Okay so let's be clear about this. In any war it takes guts to be a conscientious objector. This was as true of The Vietnam War as any other.
Yesterday as I wrote about Trump's draft dodging I was not implying by any means that when a young man is called up he should go blindly to war, doing what his country asks and not what his conscience says. No that wasn't it at all.
But if the young man in question is part of the establishment and has distant eyes upon the presidency, then he needs to be respectful of the status quo. At the very least he should be open and honest about his reasons for avoiding the draft. Not lying. Not making stuff up. There were no bone spurs and there is no evidence that Trump wished to dodge service in Vietnam because his conscience was troubled.
By the way, it wasn't just Trump. Three other presidents managed to evade service in Vietnam and some unanswered questions remain for George W. Bush, Bill Clinton and Joe Biden.
Early in his presidency, Trump's alleged philosophy was clear, "America First! America First!" but he wasn't saying anything like that in 1968.

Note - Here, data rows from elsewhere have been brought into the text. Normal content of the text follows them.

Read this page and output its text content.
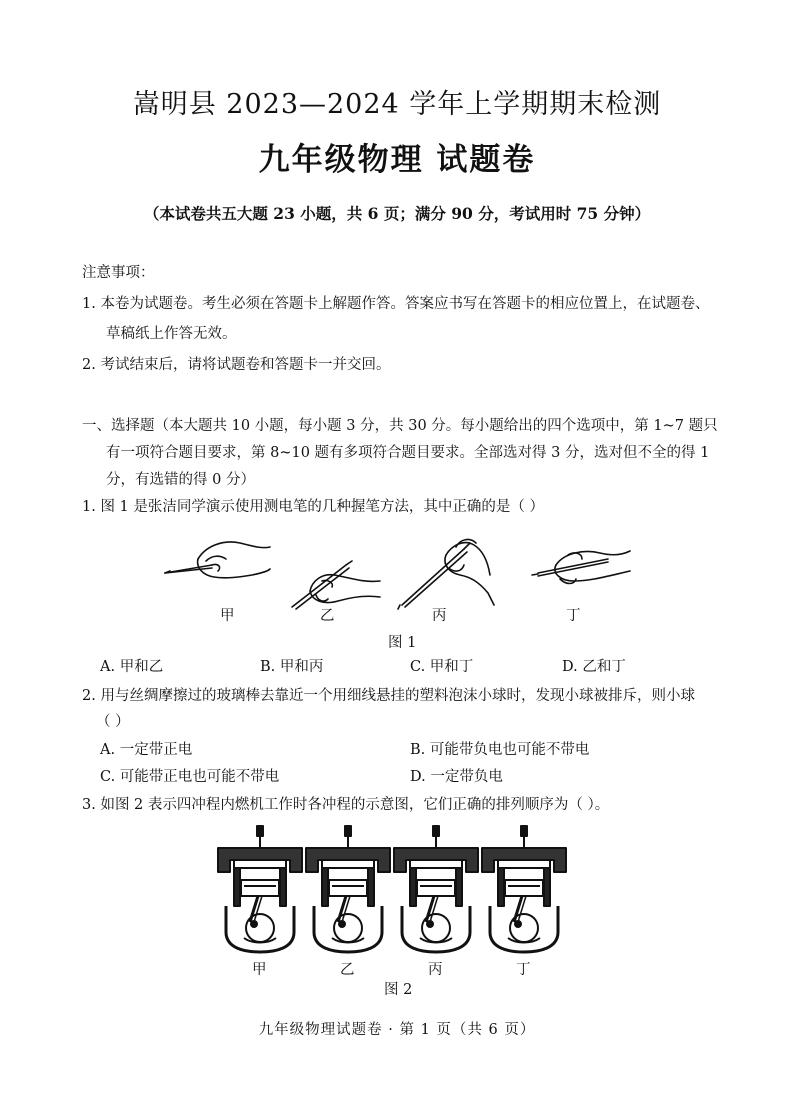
嵩明县 2023—2024 学年上学期期末检测
九年级物理 试题卷
（本试卷共五大题 23 小题，共 6 页；满分 90 分，考试用时 75 分钟）
注意事项：
1. 本卷为试题卷。考生必须在答题卡上解题作答。答案应书写在答题卡的相应位置上，在试题卷、
草稿纸上作答无效。
2. 考试结束后，请将试题卷和答题卡一并交回。
一、选择题（本大题共 10 小题，每小题 3 分，共 30 分。每小题给出的四个选项中，第 1~7 题只
有一项符合题目要求，第 8~10 题有多项符合题目要求。全部选对得 3 分，选对但不全的得 1
分，有选错的得 0 分）
1. 图 1 是张洁同学演示使用测电笔的几种握笔方法，其中正确的是（ ）
甲	乙	丙	丁
图 1
A. 甲和乙	B. 甲和丙	C. 甲和丁	D. 乙和丁
2. 用与丝绸摩擦过的玻璃棒去靠近一个用细线悬挂的塑料泡沫小球时，发现小球被排斥，则小球
（ ）
A. 一定带正电	B. 可能带负电也可能不带电
C. 可能带正电也可能不带电	D. 一定带负电
3. 如图 2 表示四冲程内燃机工作时各冲程的示意图，它们正确的排列顺序为（ ）。
甲	乙	丙	丁
图 2
九年级物理试题卷 · 第 1 页（共 6 页）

When I was first intoxicated by popular and progressive music, the period coincided with The Vietnam War and the protest songs it spawned. To accompany this blogpost I have chosen two of the songs that grabbed me back then and still have a certain resonance even though the disastrous war reached its ragged end almost half a century ago: "Moratorium (Bring Our Brothers Home)" by Buffy Sainte-Marie and "To Susan on the West Coast Waiting" by Donovan.